733. Flood Fill - Explanation

Description

You are given an image represented by an m x n grid of integers image, where image[i][j] represents the pixel value of the image. You are also given three integers sr, sc, and color. Your task is to perform a flood fill on the image starting from the pixel image[sr][sc].

To perform a flood fill:

Begin with the starting pixel and change its color to color.
Perform the same process for each pixel that is directly adjacent (pixels that share a side with the original pixel, either horizontally or vertically) and shares the same color as the starting pixel.
Keep repeating this process by checking neighboring pixels of the updated pixels and modifying their color if it matches the original color of the starting pixel.
The process stops when there are no more adjacent pixels of the original color to update.

Return the modified image after performing the flood fill.

Example 1:

Input: image = [[1,1,1],[1,1,0],[1,0,1]], sr = 1, sc = 1, color = 2

Output: [[2,2,2],[2,2,0],[2,0,1]]

Explanation:

Example 2:

Input: image = [[0,0,0],[0,0,0]], sr = 0, sc = 0, color = 0

Output: [[0,0,0],[0,0,0]]

Explanation: The starting pixel is already colored with 0, which is the same as the target color.
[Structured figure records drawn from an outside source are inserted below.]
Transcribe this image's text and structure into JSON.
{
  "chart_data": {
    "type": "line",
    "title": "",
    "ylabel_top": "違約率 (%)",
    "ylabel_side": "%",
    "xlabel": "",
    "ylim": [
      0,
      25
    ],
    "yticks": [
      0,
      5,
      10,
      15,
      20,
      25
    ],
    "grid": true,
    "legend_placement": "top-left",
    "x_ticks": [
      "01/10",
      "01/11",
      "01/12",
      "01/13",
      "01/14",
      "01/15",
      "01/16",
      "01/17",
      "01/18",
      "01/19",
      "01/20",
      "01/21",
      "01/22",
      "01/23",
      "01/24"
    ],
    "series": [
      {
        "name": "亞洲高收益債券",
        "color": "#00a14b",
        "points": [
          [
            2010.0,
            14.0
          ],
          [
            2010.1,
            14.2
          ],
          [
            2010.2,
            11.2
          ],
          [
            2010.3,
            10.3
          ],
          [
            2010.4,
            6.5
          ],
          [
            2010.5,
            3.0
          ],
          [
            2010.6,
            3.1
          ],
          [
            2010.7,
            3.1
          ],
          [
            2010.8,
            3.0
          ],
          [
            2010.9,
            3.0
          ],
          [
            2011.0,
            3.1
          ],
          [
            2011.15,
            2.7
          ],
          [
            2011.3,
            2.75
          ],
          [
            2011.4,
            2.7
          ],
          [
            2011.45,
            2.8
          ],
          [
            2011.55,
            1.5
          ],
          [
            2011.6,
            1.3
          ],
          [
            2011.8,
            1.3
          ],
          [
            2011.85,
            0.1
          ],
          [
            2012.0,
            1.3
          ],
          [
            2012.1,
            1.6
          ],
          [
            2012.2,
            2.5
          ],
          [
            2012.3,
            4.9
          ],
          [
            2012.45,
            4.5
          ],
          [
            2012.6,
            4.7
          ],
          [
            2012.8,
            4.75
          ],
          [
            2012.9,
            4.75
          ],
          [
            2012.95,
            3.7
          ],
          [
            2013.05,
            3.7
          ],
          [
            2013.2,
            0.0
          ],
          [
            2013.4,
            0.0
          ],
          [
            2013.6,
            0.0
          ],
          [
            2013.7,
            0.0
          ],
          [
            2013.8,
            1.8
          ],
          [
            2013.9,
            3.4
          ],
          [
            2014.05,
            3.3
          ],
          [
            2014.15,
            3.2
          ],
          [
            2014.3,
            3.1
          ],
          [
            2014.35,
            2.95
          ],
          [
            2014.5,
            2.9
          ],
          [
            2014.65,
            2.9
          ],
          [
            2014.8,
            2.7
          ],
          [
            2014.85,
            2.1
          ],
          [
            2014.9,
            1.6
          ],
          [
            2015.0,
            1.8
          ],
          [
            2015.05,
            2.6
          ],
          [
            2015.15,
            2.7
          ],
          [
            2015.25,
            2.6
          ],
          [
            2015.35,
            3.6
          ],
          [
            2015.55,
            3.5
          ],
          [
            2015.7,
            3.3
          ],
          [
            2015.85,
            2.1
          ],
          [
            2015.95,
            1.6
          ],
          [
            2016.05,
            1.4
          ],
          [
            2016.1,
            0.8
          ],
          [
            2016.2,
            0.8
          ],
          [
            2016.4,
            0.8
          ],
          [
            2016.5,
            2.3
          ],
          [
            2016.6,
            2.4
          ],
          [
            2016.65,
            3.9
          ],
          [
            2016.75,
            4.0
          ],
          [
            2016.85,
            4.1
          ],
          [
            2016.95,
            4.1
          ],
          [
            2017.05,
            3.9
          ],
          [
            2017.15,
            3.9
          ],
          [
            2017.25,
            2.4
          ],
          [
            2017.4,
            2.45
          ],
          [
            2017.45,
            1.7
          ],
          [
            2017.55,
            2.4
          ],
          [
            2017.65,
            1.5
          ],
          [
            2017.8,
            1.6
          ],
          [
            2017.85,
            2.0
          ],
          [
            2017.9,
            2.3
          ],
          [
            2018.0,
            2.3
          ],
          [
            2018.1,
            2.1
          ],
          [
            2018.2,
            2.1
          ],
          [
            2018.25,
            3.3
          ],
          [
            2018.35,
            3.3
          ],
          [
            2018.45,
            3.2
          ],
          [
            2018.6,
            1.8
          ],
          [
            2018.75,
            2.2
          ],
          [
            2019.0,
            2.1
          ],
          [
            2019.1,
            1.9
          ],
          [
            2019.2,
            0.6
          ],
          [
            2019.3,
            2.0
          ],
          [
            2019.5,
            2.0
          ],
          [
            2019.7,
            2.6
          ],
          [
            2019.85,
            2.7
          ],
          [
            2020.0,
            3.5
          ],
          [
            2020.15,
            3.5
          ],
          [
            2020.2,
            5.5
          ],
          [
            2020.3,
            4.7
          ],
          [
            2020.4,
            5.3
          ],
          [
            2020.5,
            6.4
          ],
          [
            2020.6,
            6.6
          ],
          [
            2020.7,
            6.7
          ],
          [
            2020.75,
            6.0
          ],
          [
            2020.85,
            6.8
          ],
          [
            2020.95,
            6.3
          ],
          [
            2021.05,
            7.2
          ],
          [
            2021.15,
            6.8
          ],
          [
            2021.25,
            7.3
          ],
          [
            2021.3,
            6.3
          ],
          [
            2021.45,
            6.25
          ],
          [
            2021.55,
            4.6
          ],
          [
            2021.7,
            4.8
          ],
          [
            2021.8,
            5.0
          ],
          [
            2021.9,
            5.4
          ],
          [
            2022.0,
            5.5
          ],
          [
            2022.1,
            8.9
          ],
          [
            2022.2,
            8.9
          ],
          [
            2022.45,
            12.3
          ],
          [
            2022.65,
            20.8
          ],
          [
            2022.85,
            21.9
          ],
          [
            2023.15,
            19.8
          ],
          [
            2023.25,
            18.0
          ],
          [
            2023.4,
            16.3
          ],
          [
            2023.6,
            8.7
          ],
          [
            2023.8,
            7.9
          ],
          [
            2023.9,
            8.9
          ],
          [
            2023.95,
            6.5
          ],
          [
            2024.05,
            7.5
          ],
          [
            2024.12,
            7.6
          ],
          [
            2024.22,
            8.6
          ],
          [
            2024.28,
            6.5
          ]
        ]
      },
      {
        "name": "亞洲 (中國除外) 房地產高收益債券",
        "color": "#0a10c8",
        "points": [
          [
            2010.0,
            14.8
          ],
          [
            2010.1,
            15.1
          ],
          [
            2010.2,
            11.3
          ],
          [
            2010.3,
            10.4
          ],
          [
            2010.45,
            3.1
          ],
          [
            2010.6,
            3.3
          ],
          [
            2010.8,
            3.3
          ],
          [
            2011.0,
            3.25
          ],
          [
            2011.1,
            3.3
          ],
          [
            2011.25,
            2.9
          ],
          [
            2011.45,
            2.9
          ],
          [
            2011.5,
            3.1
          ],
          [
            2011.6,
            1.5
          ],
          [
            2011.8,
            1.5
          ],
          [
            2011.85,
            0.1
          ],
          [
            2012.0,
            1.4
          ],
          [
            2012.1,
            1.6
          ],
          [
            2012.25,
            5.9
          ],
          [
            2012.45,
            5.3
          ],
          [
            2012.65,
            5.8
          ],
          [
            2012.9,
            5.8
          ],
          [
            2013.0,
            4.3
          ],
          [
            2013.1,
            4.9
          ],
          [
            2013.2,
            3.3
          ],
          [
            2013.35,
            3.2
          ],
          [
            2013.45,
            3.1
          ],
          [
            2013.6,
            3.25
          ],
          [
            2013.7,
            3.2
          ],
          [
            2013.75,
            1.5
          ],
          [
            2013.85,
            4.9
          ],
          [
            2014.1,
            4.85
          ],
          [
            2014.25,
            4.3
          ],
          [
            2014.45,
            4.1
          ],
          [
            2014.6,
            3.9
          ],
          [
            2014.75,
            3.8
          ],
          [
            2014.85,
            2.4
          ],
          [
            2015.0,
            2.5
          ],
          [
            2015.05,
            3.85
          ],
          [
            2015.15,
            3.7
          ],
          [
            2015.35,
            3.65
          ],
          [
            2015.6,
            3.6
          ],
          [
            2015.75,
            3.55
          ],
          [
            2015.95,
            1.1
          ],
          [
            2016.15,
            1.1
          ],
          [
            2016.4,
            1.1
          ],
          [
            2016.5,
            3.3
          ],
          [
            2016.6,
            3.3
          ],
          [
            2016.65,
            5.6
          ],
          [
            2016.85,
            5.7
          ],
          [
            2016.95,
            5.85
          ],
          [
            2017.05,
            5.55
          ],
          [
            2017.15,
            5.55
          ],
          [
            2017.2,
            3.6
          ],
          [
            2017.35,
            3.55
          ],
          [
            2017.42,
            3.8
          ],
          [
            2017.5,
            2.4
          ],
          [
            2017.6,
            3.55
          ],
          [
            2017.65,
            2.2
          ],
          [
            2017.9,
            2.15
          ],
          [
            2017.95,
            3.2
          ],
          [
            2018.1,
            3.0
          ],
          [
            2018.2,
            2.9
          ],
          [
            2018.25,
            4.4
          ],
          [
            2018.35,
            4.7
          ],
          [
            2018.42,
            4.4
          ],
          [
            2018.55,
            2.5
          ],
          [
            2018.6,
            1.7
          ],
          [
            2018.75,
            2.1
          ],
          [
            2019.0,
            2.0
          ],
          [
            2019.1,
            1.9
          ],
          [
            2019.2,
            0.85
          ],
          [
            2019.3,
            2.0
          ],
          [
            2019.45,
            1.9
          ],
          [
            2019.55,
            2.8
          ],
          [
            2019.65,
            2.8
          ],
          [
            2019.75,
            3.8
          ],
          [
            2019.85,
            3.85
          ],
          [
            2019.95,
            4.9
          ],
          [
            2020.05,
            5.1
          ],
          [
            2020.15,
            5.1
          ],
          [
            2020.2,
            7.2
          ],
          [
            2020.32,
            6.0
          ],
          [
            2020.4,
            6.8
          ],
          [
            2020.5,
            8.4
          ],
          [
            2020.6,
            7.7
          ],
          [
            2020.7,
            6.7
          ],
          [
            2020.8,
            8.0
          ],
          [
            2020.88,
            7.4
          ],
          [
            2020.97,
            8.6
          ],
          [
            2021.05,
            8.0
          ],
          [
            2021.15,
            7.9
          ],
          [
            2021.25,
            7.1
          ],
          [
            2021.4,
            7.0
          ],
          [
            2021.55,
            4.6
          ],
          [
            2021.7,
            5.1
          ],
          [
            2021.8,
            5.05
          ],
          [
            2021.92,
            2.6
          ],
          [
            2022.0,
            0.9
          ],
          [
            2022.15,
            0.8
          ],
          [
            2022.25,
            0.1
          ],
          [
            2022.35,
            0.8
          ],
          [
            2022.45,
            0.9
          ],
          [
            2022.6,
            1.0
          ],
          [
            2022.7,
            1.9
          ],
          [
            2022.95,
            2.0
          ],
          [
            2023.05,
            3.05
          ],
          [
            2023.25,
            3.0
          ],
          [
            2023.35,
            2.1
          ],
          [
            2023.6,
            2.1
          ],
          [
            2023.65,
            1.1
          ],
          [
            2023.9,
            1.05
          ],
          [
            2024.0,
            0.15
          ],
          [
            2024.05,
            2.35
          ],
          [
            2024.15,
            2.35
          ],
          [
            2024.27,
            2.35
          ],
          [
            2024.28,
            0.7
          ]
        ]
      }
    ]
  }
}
Therefore, no changes are made to the image.

Constraints:

m == grid.length
n == grid[i].length
1 <= m, n <= 50
0 <= image[i][j], color < (2^16)
0 <= sr < m
0 <= sc < n

Company Tags

Please upgrade to NeetCode Pro to view company tags.

1. Depth First Search

class Solution:
    def floodFill(self, image: List[List[int]], sr: int, sc: int, color: int) -> List[List[int]]:
        if image[sr][sc] == color:
            return image

        m, n = len(image), len(image[0])
        dirs = [1,0,-1,0,1]

        def dfs(r, c, org):
            if not (0 <= r < m) or not (0 <= c < n) or image[r][c] != org:
                return

            image[r][c] = color
            for d in range(4):
                dfs(r + dirs[d], c + dirs[d + 1], org)

        dfs(sr, sc, image[sr][sc])
        return image

Time & Space Complexity

Time complexity: $O(m * n)$
Space complexity: $O(m * n)$

Where $m$ is the number of rows and $n$ is the number of columns in the image.

2. Breadth First Search

class Solution:
    def floodFill(self, image: List[List[int]], sr: int, sc: int, color: int) -> List[List[int]]:
        orig = image[sr][sc]
        if orig == color:
            return image

        m, n = len(image), len(image[0])
        q = deque([(sr, sc)])
        image[sr][sc] = color
        dirs = [(1,0), (-1,0), (0,1), (0,-1)]

        while q:
            r, c = q.popleft()
            for dr, dc in dirs:
                nr, nc = r + dr, c + dc
                if 0 <= nr < m and 0 <= nc < n and image[nr][nc] == orig:
                    image[nr][nc] = color
                    q.append((nr, nc))

        return image

Time & Space Complexity

Time complexity: $O(m * n)$
Space complexity: $O(m * n)$

Where $m$ is the number of rows and $n$ is the number of columns in the image.